The King Mango Strut was started in 1982 by Glenn Terry and Bill Dobson as a parody of the annual King Orange Jamboree Parade for the Orange Bowl. After Terry and Dobson's group, the Mango Marching Band, was denied entry into the King Orange Jamboree Parade due to their use of kazoos, conch shells, and garbage can drums as instruments, the pair held their own parade, initially by simply marking the ends of a street with signs.

In 2009 Glenn Terry and group treasurer Antoinette Baldwin got into a public dispute over the creative direction of the Strut, which culminated in the city choosing Baldwin to run the event, and Terry refusing to march in the parade in protest. The parade is now run by King Mango Productions, a non-profit organization headed by Mike Lucas.

The Strut was on hiatus due to the Covid-19 pandemic and is resuming for 2022 on January 8, 2023.

==Overview==
The parade lampoons both local and national figures and issues. In 1986, the parade included a group of people dressed as members of the sex and drug trades, calling themselves the "Biscayne Boulevard Chamber of Commerce". In 1996 several floats poked fun at the City of Miami's debt crisis, including a mock auction of city buildings.
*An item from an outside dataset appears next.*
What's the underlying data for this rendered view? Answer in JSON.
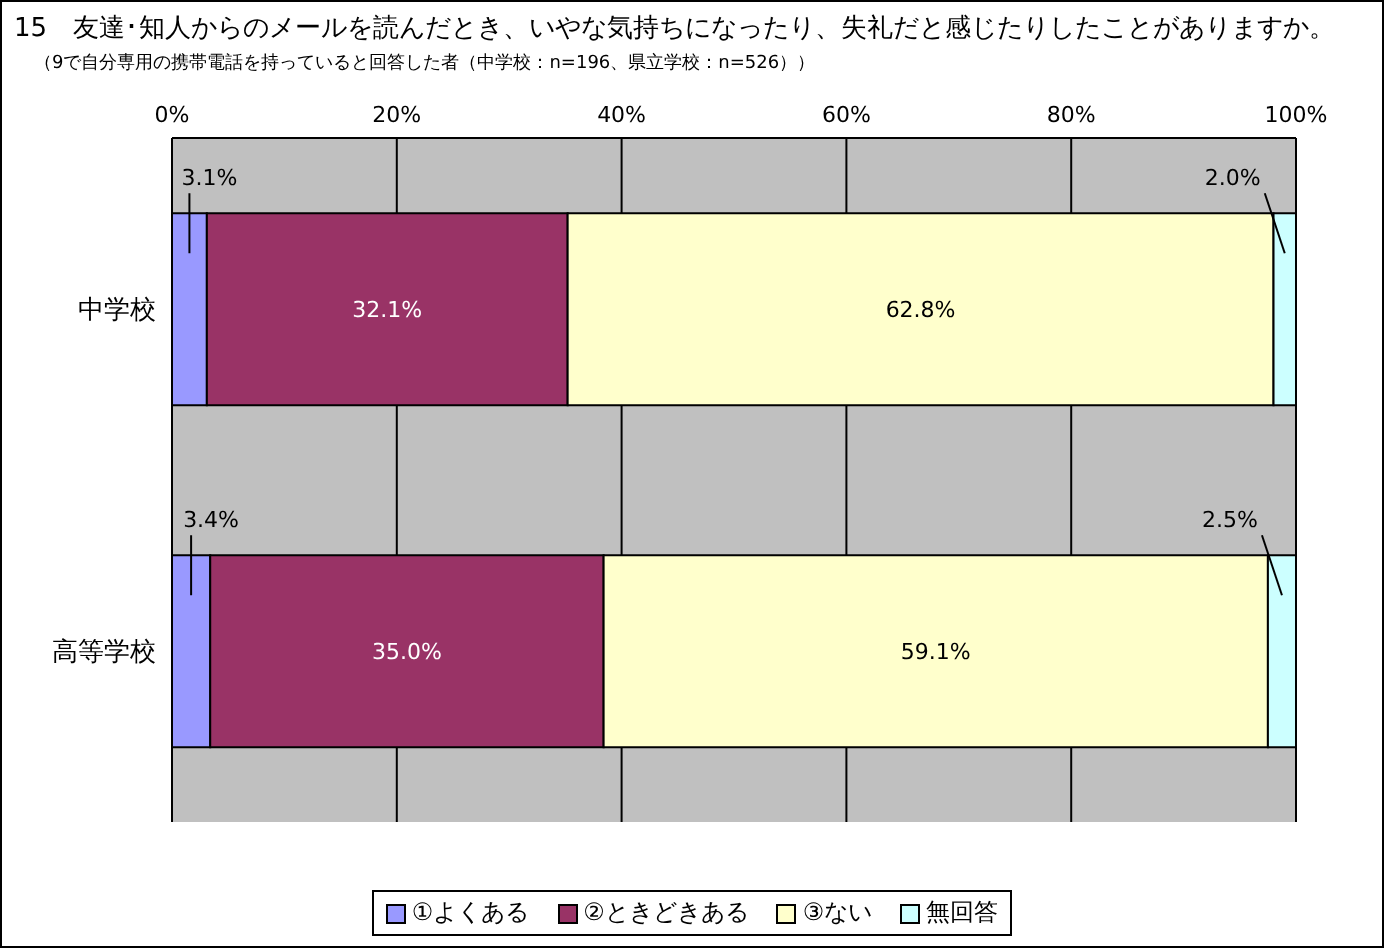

In 1997 and 2000, floats mocked the area's history of voting irregularities, with the latter year focusing on the issues the state faced during the 2000 presidential election.

There is no stringent entry process for participants. Simply showing up to a meeting and announcing a desire to participate is enough. In one case, a group showed up on the day of the event, with no prior notice, and was allowed to march with the parade. The Miami chapter of the Sierra Club has participated since 1988, and a local Hare Krishna group is also a long time participant.